Lately I've been concentrating on a major problem with PDF::Table, and haven't been able to devote much time to PDF::Builder. That and clearing repeated snowfalls from my driveway! If you want to go ahead and bisect to find the commit, that would be appreciated.

carygravel commented 3 years ago

As I don't have Acrobat Reader available, I can't check the result there. If you are saying the only difference is the length of the stream, I can git bisect to find that.

PhilterPaper commented 3 years ago

As I mentioned some time ago, there is a difference in the end of the image stream. Your working one is actually shorter than the one which gets the insufficient data error, and has some differences. I'm wondering if the working one has an EOFB marker and the other doesn't, but I don't think there was ever code to insert a marker. Maybe it's something that libtiff does when it returns the raster data, and it's changed with different libtiff versions? The different end wasn't the only change, as I recall, since AR still made some sort of repair that required saving the PDF after viewing.

carygravel commented 3 years ago

I see that (at least in github) there are no tags. It would be really useful, especially in cases like this, to tag important releases. Would you mind doing so, or if you have already done it, push the tags to github?

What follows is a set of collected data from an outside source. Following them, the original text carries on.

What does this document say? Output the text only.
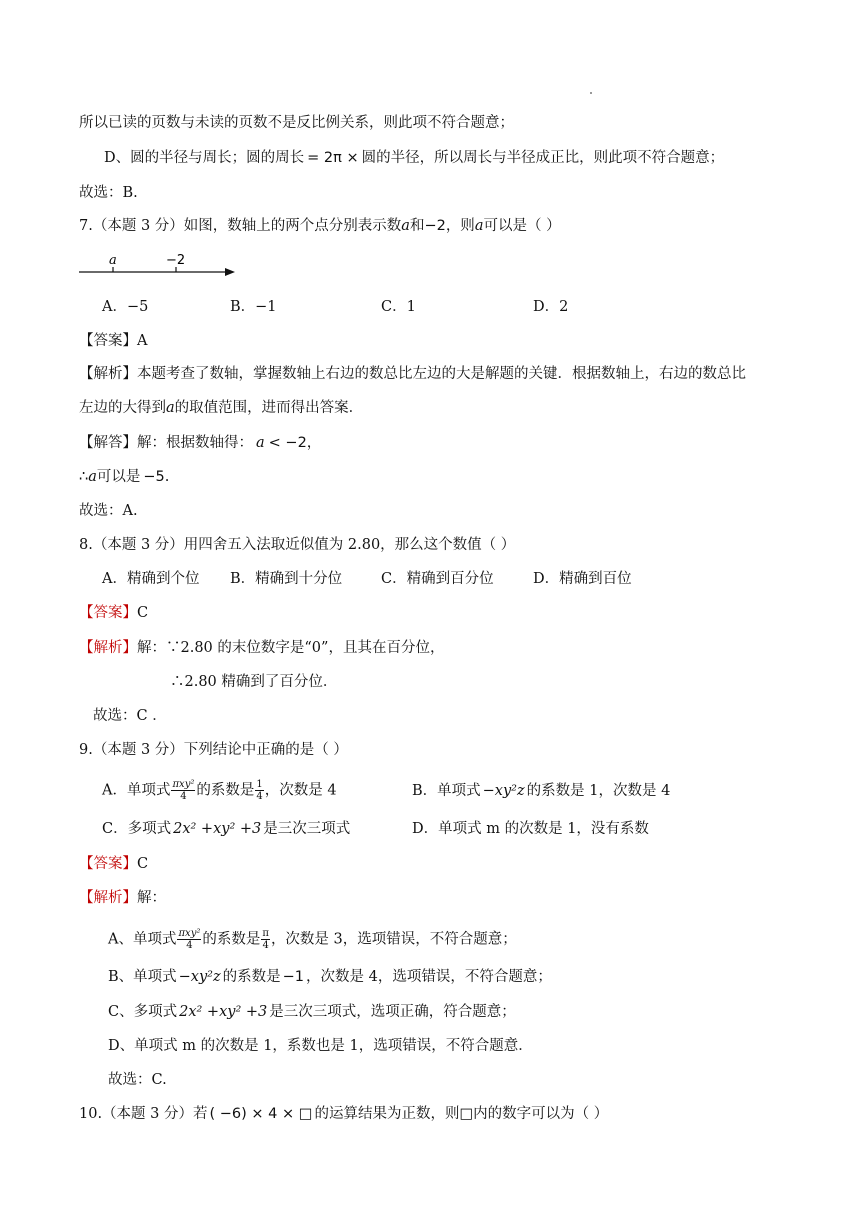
所以已读的页数与未读的页数不是反比例关系，则此项不符合题意；
D、圆的半径与周长；圆的周长 = 2π × 圆的半径，所以周长与半径成正比，则此项不符合题意；
故选：B.
7.（本题 3 分）如图，数轴上的两个点分别表示数a和−2，则a可以是（ ）
a	−2
A．−5	B．−1	C．1	D．2
【答案】A
【解析】本题考查了数轴，掌握数轴上右边的数总比左边的大是解题的关键．根据数轴上，右边的数总比
左边的大得到a的取值范围，进而得出答案．
【解答】解：根据数轴得： a < −2，
∴a可以是 −5.
故选：A.
8.（本题 3 分）用四舍五入法取近似值为 2.80，那么这个数值（ ）
A．精确到个位 B．精确到十分位	C．精确到百分位	D．精确到百位
【答案】C
【解析】解：∵2.80 的末位数字是“0”，且其在百分位，
∴2.80 精确到了百分位．
故选：C ．
9.（本题 3 分）下列结论中正确的是（ ）
A．单项式 $\frac{\text{πxy²}}{4}$ 的系数是 $\frac{1}{4}$ ，次数是 4	B．单项式 −xy²z 的系数是 1，次数是 4
C．多项式 2x² +xy² +3 是三次三项式	D．单项式 m 的次数是 1，没有系数
【答案】C
【解析】解：
A、单项式 $\frac{\text{πxy²}}{4}$ 的系数是 $\frac{\pi}{4}$ ，次数是 3，选项错误，不符合题意；
B、单项式 −xy²z 的系数是 −1 ，次数是 4，选项错误，不符合题意；
C、多项式 2x² +xy² +3 是三次三项式，选项正确，符合题意；
D、单项式 m 的次数是 1，系数也是 1，选项错误，不符合题意．
故选：C.
10.（本题 3 分）若 ( −6) × 4 × □ 的运算结果为正数，则□内的数字可以为（ ）
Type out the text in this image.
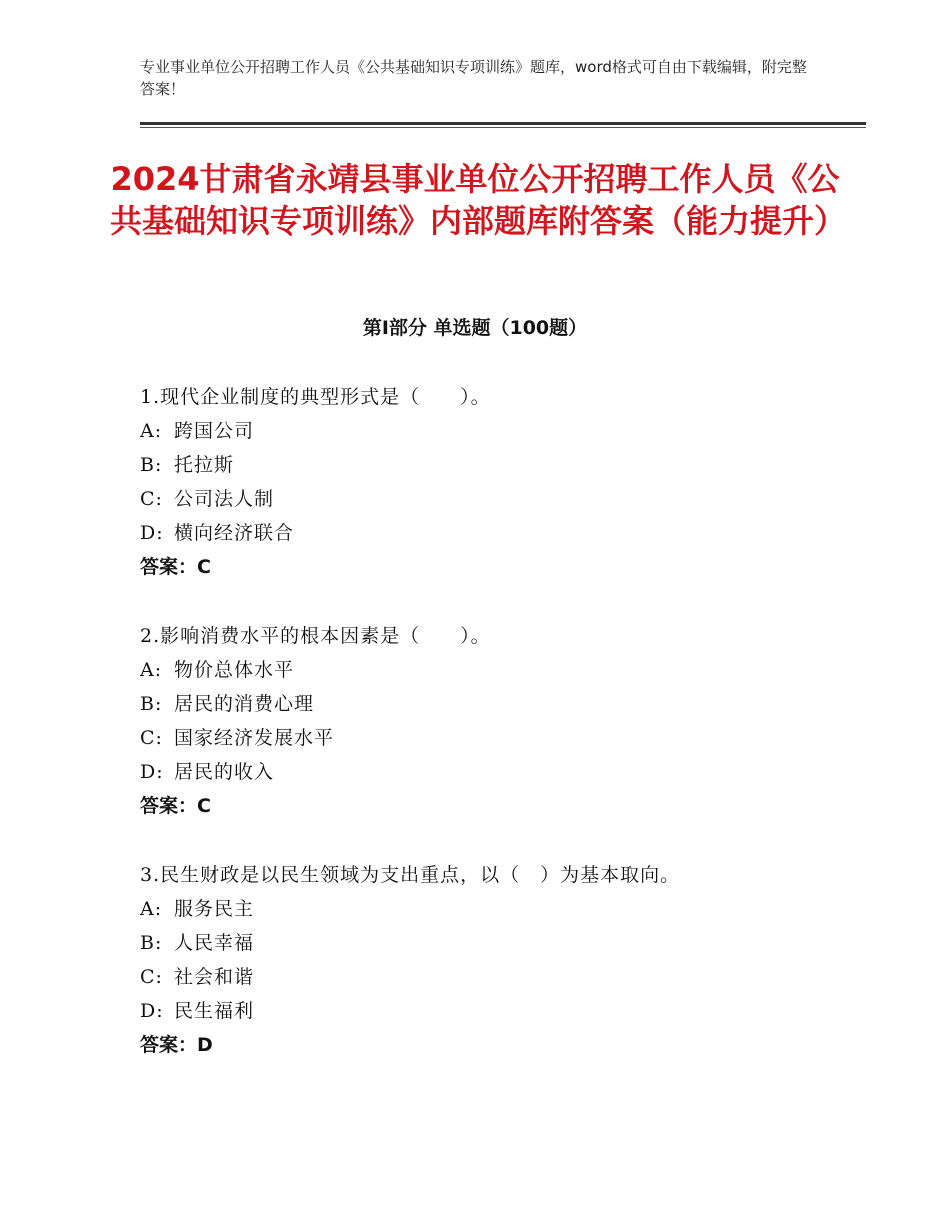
专业事业单位公开招聘工作人员《公共基础知识专项训练》题库，word格式可自由下载编辑，附完整答案！
2024甘肃省永靖县事业单位公开招聘工作人员《公共基础知识专项训练》内部题库附答案（能力提升）
第Ⅰ部分 单选题（100题）
1.现代企业制度的典型形式是（　　）。
A: 跨国公司
B: 托拉斯
C: 公司法人制
D: 横向经济联合
答案：C
2.影响消费水平的根本因素是（　　）。
A: 物价总体水平
B: 居民的消费心理
C: 国家经济发展水平
D: 居民的收入
答案：C
3.民生财政是以民生领域为支出重点，以（　）为基本取向。
A: 服务民主
B: 人民幸福
C: 社会和谐
D: 民生福利
答案：D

carygravel commented 3 years ago

This code:

#!/usr/bin/perl
use warnings;
use strict;
use PDF::Builder;

my $pdf = PDF::Builder->new(-file => 'g4.pdf');
my $tiff = 'G4.tiff';
my $page = $pdf->page;
$page->mediabox(2429*72, 3442*72);
my $gfx = $page->gfx;
my $img = $pdf->image_tiff($tiff);
$gfx->image($img, 0, 0, 2429*72, 3442*72);
$pdf->info(Producer=>'PDF::Builder');
$pdf->save;
$pdf->end;

plus git bisect showed me (as you said before - I don't know what I was thinking in this comment) that 3.019 produces a good PDF (at least evince shows it correctly), and that this commit introduce the problem, which also increased the file size by one byte:

commit 80d0f27e342d9e3e590f527e2e94d0ca23bf5c7b
Author: Phil Perry <phil4597@catskilltech.com>
Date:   Sun Dec 20 16:51:51 2020 -0500

    working on TIFF+alpha display

 Changes                                           |   6 +-
 lib/PDF/Builder/Basic/PDF/File.pm                 |   2 +-
 lib/PDF/Builder/Resource/XObject/Image/TIFF_GT.pm | 195 ++++++++++++++++++++--
 3 files changed, 184 insertions(+), 19 deletions(-)

I'll go through that commit next and see if I can isolate what caused:

carygravel commented 3 years ago

Backing out this part of the commit was enough to fix both problems (which is also what Petr said in this comment):

+    # not sure why blackIsZero needs to be flipped around???
+    if (defined $tif->{'blackIsZero'}) {
+        $tif->{'blackIsZero'} = $tif->{'blackIsZero'} == 1? 0: 1;
+        $tif->{'whiteIsZero'} = $tif->{'blackIsZero'} == 1? 0: 1;
+    }

It is not clear to me why this changes the file size.

PhilterPaper commented 3 years ago

/BlackIs1 false replaced /BlackIs1 true ?

The color-flip problem is minor compared to why Adobe Reader barfs on the G4 output, although I'd really like to know why G3 and G4 compression, and uncompressed (in at least one case) need to flip the colors.

carygravel commented 3 years ago

/BlackIs1 false replaced /BlackIs1 true ?

Aha. Yup. That makes sense.

That implies that you expect Adobe Reader to complain about g4.pdf but not g4-3.019.pdf. With evince, they look identical to me. Internally, they differ, but I haven't checked how.

If you can confirm that, I'll investigate further.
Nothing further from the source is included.